Molecular representation

Compounds were represented using circular topological fingerprints. An in-house version of the extended-connectivity fingerprint with bond diameter 4 (ECFP4) [23] based upon the OpenEye OEChem toolkit [24] was used to generate atom environments for compounds and encode them using a hashing function. Modulo mapping was applied to convert variably-sized compound-based ECFP4 feature sets into a constantly-sized folded version consisting of 1024 bits.

Calculation protocol

ML regression models were built to predict compound potency from chemical structure. Compounds were defined by the feature vector \(\mathbf{x}\) or ECFP4 and one or more numerical potency values \(y\) (one per target). Since the equilibrium constant values are log-normally distributed, compound labels \(\mathbf{y}\) consisted of pKi values [pKi = − log10(Ki)]. Given the negative sign, higher pKi values indicate increasing compound potency. For different test systems and tasks, ST-DNN and MT-DNN models were built based upon corresponding training sets and applied to predict different test sets in three independent trials. Model hyper-parameters were optimized as described below. ST models were also built using random forest regression (RFR) and support vector regression (SVR). The calculation protocol was implemented in R and Python.

Performance evaluation

Different measures were used to assess model performance including mean absolute error (MAE), median absolute error (MedAE), mean squared error (MSE), and correlation coefficient (r).

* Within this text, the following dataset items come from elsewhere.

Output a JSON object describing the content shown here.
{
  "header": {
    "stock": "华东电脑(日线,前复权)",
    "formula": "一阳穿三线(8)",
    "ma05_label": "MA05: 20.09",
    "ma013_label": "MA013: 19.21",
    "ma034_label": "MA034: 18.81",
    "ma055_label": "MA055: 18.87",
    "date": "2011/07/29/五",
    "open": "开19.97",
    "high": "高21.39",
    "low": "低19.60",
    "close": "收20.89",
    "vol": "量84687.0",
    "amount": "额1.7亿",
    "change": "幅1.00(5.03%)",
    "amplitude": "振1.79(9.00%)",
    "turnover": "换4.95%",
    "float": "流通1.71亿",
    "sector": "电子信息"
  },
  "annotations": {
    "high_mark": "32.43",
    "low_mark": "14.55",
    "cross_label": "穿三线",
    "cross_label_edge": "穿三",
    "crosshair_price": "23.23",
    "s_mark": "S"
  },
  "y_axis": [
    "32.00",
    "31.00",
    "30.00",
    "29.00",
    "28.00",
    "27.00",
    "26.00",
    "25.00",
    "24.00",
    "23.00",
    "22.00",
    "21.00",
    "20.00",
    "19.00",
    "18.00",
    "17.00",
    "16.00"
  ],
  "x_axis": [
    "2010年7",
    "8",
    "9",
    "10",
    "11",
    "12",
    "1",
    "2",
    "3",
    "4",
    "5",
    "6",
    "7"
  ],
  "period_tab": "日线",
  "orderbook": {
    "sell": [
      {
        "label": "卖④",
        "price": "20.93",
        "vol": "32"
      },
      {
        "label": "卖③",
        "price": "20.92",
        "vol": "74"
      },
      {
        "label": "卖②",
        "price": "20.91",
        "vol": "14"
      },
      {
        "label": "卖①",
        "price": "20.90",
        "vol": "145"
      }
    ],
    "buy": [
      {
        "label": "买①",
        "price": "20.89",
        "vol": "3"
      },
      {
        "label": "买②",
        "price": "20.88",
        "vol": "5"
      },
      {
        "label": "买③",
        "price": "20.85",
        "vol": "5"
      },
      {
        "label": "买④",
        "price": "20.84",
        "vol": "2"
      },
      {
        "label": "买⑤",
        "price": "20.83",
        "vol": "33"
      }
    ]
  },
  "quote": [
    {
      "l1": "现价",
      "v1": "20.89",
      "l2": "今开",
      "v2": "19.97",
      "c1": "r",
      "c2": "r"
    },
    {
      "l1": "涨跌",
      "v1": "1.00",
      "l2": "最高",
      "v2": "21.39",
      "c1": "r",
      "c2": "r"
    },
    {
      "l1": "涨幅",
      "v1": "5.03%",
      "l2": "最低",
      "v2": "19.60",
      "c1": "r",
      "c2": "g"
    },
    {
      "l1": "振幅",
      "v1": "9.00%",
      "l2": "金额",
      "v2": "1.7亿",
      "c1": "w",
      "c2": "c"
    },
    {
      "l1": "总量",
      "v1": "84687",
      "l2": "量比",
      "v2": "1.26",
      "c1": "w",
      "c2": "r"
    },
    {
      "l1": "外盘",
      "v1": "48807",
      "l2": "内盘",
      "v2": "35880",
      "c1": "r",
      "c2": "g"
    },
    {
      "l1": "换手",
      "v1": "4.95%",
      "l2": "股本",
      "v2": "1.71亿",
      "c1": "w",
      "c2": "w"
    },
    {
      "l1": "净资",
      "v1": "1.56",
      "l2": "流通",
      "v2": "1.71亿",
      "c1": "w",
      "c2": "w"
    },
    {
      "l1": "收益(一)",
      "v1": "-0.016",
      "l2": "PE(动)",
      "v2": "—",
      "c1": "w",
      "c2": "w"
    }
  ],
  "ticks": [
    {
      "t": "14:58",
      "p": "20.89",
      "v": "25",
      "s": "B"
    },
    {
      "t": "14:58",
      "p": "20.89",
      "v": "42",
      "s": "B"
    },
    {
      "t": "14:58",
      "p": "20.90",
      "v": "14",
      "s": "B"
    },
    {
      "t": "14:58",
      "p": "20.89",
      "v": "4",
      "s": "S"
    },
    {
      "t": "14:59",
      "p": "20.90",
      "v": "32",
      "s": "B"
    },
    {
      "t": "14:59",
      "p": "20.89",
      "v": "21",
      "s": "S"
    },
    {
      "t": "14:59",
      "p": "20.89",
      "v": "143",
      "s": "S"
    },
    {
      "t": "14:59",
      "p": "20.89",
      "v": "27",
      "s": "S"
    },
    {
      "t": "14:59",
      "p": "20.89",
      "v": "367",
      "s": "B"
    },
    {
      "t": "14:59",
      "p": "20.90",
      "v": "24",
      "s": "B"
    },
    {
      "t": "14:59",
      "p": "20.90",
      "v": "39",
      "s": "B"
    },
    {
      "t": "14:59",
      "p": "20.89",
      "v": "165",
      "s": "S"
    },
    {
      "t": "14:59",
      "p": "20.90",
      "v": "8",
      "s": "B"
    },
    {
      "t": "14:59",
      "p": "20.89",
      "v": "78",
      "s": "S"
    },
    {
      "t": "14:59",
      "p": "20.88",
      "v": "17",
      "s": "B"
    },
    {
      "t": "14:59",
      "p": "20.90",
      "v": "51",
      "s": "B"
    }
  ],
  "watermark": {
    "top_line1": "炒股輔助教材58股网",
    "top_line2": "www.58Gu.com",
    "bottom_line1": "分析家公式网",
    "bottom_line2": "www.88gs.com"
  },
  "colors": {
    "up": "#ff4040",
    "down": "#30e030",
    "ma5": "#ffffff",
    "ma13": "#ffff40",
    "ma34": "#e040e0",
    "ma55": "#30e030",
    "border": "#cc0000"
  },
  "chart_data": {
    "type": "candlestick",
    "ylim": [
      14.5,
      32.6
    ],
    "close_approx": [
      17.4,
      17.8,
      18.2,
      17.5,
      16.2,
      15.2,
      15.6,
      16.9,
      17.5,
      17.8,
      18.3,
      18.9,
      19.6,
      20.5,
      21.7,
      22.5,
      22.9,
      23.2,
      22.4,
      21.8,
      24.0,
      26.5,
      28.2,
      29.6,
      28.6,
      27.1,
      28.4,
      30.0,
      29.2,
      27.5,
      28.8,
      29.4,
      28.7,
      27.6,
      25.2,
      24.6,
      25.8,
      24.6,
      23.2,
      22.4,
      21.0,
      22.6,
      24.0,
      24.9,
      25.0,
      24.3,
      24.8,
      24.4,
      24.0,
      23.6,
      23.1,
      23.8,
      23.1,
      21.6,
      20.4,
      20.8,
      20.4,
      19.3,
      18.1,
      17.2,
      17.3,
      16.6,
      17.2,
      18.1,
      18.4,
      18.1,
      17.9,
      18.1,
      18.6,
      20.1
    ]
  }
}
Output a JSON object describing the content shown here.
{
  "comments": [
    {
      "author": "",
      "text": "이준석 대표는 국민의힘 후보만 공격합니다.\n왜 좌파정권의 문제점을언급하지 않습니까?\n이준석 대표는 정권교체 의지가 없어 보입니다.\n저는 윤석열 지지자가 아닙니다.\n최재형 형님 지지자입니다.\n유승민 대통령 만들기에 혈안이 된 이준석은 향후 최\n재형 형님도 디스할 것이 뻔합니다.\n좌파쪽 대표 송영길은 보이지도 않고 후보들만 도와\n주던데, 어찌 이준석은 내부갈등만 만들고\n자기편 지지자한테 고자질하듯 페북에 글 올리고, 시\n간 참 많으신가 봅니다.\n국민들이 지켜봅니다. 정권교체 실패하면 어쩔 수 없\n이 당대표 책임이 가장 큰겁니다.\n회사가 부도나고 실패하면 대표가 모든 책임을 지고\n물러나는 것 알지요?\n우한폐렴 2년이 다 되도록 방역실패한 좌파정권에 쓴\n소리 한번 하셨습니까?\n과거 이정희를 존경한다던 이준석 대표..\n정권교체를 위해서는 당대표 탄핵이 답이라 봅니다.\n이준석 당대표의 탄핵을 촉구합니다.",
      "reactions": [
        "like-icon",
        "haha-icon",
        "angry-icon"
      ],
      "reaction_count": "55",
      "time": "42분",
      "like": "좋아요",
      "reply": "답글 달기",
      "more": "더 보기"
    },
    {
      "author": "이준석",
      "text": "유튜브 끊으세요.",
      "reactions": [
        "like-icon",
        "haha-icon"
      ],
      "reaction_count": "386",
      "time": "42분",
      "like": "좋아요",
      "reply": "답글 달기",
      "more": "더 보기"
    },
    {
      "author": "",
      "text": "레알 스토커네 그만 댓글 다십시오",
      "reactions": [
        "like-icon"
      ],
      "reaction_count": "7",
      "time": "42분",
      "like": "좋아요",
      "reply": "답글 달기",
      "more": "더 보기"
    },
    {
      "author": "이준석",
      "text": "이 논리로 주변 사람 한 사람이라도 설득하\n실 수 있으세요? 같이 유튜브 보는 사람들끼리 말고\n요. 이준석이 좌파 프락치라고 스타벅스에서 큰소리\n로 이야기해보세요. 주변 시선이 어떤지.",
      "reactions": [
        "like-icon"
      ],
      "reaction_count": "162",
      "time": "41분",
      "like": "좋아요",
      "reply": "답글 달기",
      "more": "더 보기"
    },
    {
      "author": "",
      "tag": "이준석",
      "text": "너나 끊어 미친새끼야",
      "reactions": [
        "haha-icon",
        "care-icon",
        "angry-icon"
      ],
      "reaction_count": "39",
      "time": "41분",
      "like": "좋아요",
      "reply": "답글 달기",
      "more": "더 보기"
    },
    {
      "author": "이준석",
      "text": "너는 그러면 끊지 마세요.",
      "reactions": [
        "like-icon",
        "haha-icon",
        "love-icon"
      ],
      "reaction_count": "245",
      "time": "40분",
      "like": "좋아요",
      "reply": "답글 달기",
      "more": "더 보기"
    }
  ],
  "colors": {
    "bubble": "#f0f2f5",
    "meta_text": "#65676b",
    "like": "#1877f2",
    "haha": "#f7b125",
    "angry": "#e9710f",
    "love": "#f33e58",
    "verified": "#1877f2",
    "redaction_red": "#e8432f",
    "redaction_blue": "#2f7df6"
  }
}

The most frequently calculated MAE and MSE measures are defined in Eqs. (1) and (2), respectively:

$$MAE(y,\hat{y}) = \frac{1}{n}\sum\limits_{i = 1}^{n} {|y_{i} - \hat{y}_{i} |^{{}} }$$
(1)
$$MSE(y,\hat{y}) = \frac{1}{n}\sum\limits_{i = 1}^{n} {(y_{i} - \hat{y}_{i} )^{2} }$$
(2)

where n is the number of compounds, \(y\) is the experimental potency (pKi) value and \(\widehat{y}\) the predicted value.

Machine learning algorithms

Support vector regression

SVR derives a regression function \(f({\mathbf{x}}) = \left\langle {{\mathbf{w}},{\mathbf{x}}} \right\rangle + b\) where the weights (w) and bias (b) are obtained through an optimization task. The algorithm only tolerates a given amount of deviations from observed and predicted values in the training data (ε) by penalizing larger errors [25, 26]. Thus, so-called ε-insensitive tube SVR considers a tube of radius ε around the target values such that only the data points outside the tube are penalized. Slack variables can be introduced during optimization to relax the ε-tube conditions. The hyper-parameter C or cost factor can be considered as a trade-off to balance error minimization and model complexity, which might lead to overfitting. This regularization term penalizes large slack variables or deviations from the ε-tube. The optimization problem is solved in its Lagrange dual formulation, where \({\alpha }_{i}\) and \({{\alpha }_{i}}^{*}\) multipliers are introduced for each data point, yielding the following prediction function as a result \(f\left(\mathbf{x}\right)= {\sum }_{i}\left({\alpha }_{i}-{{\alpha }_{i}}^{*}\right) \langle {\mathbf{x}}_{\mathbf{i}},\mathbf{x}\rangle\). This function only uses support vectors (training compounds outside the ε-tube) to facilitate a prediction. SVR models are rendered non-linear through the “kernel trick”, which replaces the scalar product by a kernel function to map feature vectors into higher-dimensional space. Herein, the non-linear Tanimoto kernel was used.

Random forest regression

RFR consists of an ensemble of decision trees in order to reduce the variance of individual trees [27]. During training, bootstrap aggregation yields decision trees with different (replaced) compound subsets. In the construction of each tree, best data splits are determined through node-based splitting where only a random subset of features is considered, which further reduces correlation across trees. MSE was used to assess the quality of a split. RFR predicts final potency values as the mean prediction across all decision trees.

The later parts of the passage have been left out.